Unified End-to-End V2X Cooperative Autonomous Driving
Zhiwei Li, Bozhen Zhang, Lei Yang, Tianyu Shen, Nuo Xu, Ruosen Hao, Weiting Li, Tao Yan, Huaping Liu
TL;DR
This work tackles the gap that end-to-end V2X driving has often prioritized perception accuracy over accident prediction. It introduces UniE2EV2X, a unified end-to-end framework that fuses vehicle and infrastructure data through a Temporal BEV-based cooperative feature encoder and an integrated perception, motion, and accident-prediction module, all powered by deformable attention.
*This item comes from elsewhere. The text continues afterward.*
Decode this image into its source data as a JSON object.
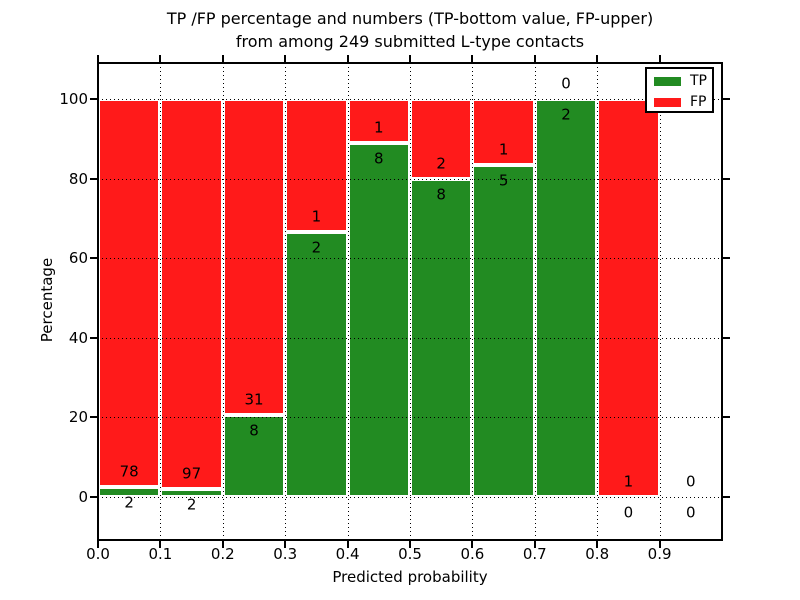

Key contributions include (i) a V2X cooperative feature encoding pipeline with spatial BEV mapping and temporal cascading fusion, (ii) a unified end-to-end architecture for detection, tracking, motion prediction, and accident prediction, and (iii) validation on the DeepAccident dataset showing improved accident prediction and end-to-end perception performance. The approach holds practical significance for safer autonomous driving by leveraging V2X cooperation to enhance situational awareness and predictive safety assessments in complex traffic scenarios.
Abstract
V2X cooperation, through the integration of sensor data from both vehicles and infrastructure, is considered a pivotal approach to advancing autonomous driving technology. Current research primarily focuses on enhancing perception accuracy, often overlooking the systematic improvement of accident prediction accuracy through end-to-end learning, leading to insufficient attention to the safety issues of autonomous driving. To address this challenge, this paper introduces the UniE2EV2X framework, a V2X-integrated end-to-end autonomous driving system that consolidates key driving modules within a unified network. The framework employs a deformable attention-based data fusion strategy, effectively facilitating cooperation between vehicles and infrastructure. The main advantages include: 1) significantly enhancing agents' perception and motion prediction capabilities, thereby improving the accuracy of accident predictions; 2) ensuring high reliability in the data fusion process; 3) superior end-to-end perception compared to modular approaches. Furthermore, We implement the UniE2EV2X framework on the challenging DeepAccident, a simulation dataset designed for V2X cooperative driving.